Cegah Polarisasi, NasDem Inginkan Presidential Threshold Turun Jadi 15 Persen
Fraksi NasDem DPR RI menginginkan ambang batas pencalonan Presiden dan Wakil Presiden diturunkan jadi 15 persen dari 20 persen yang berlaku saat ini.
Penulis: Seno Tri Sulistiyono
Editor: Theresia Felisiani
TRIBUNNEWS.COM, JAKARTA - Fraksi Partai NasDem DPR RI menginginkan ambang batas pencalonan Presiden dan Wakil Presiden (Presidential Threshold/PT) diturunkan menjadi 15 persen dari 20 persen yang berlaku saat ini.
"Pertimbangannya, dua kali pemilihan Presiden dengan threshold 20 persen itu, hanya ada dua pasang calon. Karena hanya ada dua pasang calon, menyebabkan polarisasi yang tajam di masyarakat. Jadi, masyarakat terbelah," ujar Sekretaris Fraksi Partai NasDem DPR RI, Saan Mustopa, Jakarta, Selasa (26/1/2021).
Pembelahan masyarakat tersebut, kata Saan, bisa karena dukungan yang rasional, tetapi banyak juga menjadi emosional dan mengarah pada fanatisme.
"Hal itu kemudian menjurus kepada politik identitas. Untuk menghindari polarisasi di masyarakat itu, maka kami ingin angkanya (PT) diturunkan," tutur Wakil Ketua Komisi II DPR itu.
Baca juga: Legislator Nasdem Minta Penguatan Peran Strategis Polwan Lebih Diperhatikan
Baca juga: Politikus NasDem Dukung Menag Tinjau Ulang SKB Pendirian Rumah Ibadah
Baca juga: Dorong Pengesahan RUU PDP, Politikus Nasdem: Data Pribadi Sama Seperti Aurat
Menurut Saan, jika PT diturunkan menjadi 15 persen, maka polarisasi dapat dicegah karena pasangan capres-cawapres akan lebih dari dua pasangan.
Selain itu, PT sebesar 15 persen juga menyederhanakan konsolidasi antar partai politik, karena dua partai bisa mengusung capres.

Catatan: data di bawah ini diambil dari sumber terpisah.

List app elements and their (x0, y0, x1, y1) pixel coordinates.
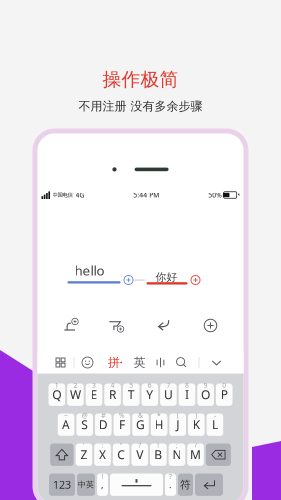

"Jadi, lebih simpel. Proses koalisi untuk mengajukan calon, lebih mudah juga. Intinya, dengan 15 persen ini, bisa ada lebih dari dua pasang. Sehingga, polarisasi masyarakat bisa diminimalisasi," papar Saan.
Namun, jika PT diturunkan menjadi lebih kecil lagi yakni di bawah 10 persen, maka menimbulkan banyak calon.
"Banyak calon memang bagus. Masalahnya, di kita itu ada budaya asal nyapres. Tidak peduli dukungan publiknya kuat atau lemah," ucapnya.